Five graduating students were recognized with Outstanding Senior Awards: Ryan Feng, Nelson Liu, Alison Ng, Mitali Palekar, and Hannah Werbel. Feng, who earned his bachelor’s in Computer Engineering, has excelled in the classroom and in the lab as an undergraduate researcher in the Networks & Mobile Systems Lab led by professor Shyam Gollakota and the Personal Robotics Lab led by professor Siddhartha (Sidd) Srinivasa. Liu was called to the stage a second time in recognition of his research that had earned him Best Senior Thesis as well as a Graduate Research Fellowship from the National Science Foundation. Ng, who majored in Computer Engineering, was previously recognized among the Husky 100 for her leadership on the Allen School’s Student Advisory Council and service to her fellow students as a peer adviser. Palekar, another Husky 100 honoree and Allen School peer adviser, earned her degree in Computer Science with interdisciplinary honors and served as President of the UW chapter of the Society of Women Engineers. Last but not least, Werbel, who graduated with a degree in Computer Science with interdisciplinary honors and minors in Mathematics and Physics, distinguished herself during her time at UW by earning both the President’s Freshman Medal and the Dean’s Medal from the College of Arts & Sciences.
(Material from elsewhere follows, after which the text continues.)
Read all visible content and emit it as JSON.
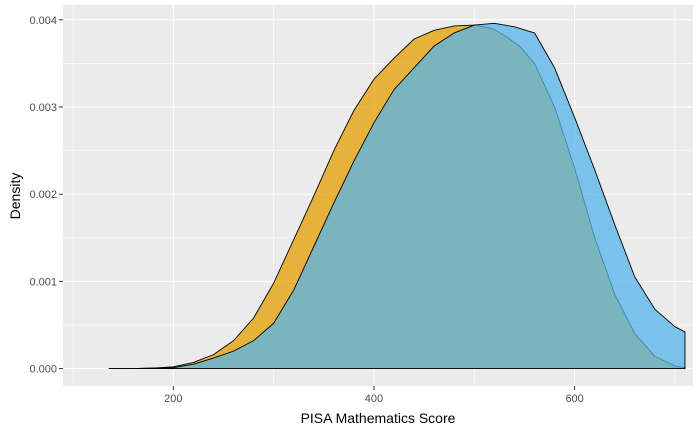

UW ACM Chair Armaan Sood announced lecturer Justin Hsia as the recipient of the 2019 ACM Teaching Award, which is presented to an outstanding faculty member on behalf of the student body. Hsia was cited for his commitment to making complicated (“or even dull”) topics interesting and engaging, and for encouraging students to provide feedback throughout his courses. He was also celebrated for his focus on improving the teaching assistant (TA) experience. It was fitting, then, that Hsia later returned to the stage to recognize some of those very TAs with the Bob Bandes Memorial Excellence in Teaching Awards. These awards honor outstanding TAs who devote themselves to promoting computer science education and giving back to the school community. The three winners were master’s graduate Joshua Fan, who TAed for multiple courses, primarily Foundations of Computing 2; Cherie Ruan, who served as TA coordinator for the school’s introductory programming courses while earning her bachelor’s in Computer Science and Informatics; and Robert Weber, a current Ph.D. student in the Theory of Computation group who has TAed for multiple courses related to data structures and algorithms. Honorable mentions went to Avidant Bhagat, a Computer Science graduate who TAed for Software Design & Implementation every quarter this year; Zachary Chun, who graduated with a bachelor’s in Computer Science after TAing for 10 quarters, including introductory programming and data structures courses; and Erik Hoberg, who TAed for nine quarters in a variety of courses, many geared toward non-majors.
After handing out diplomas and hooding the Ph.D.s, Levy closed his final Allen School graduation celebration with some parting words to the newly-minted graduates. “I’d like to say one more thing to our students,” he said. “You’re part of the Allen School CSE community, and we want to continue to be an active part of your lives. Basically, you’re stuck with us forever!”
Congratulations to the Class of 2019 — and thank you, Hank, for 13 years of outstanding leadership, service, and friendship to the Allen School community!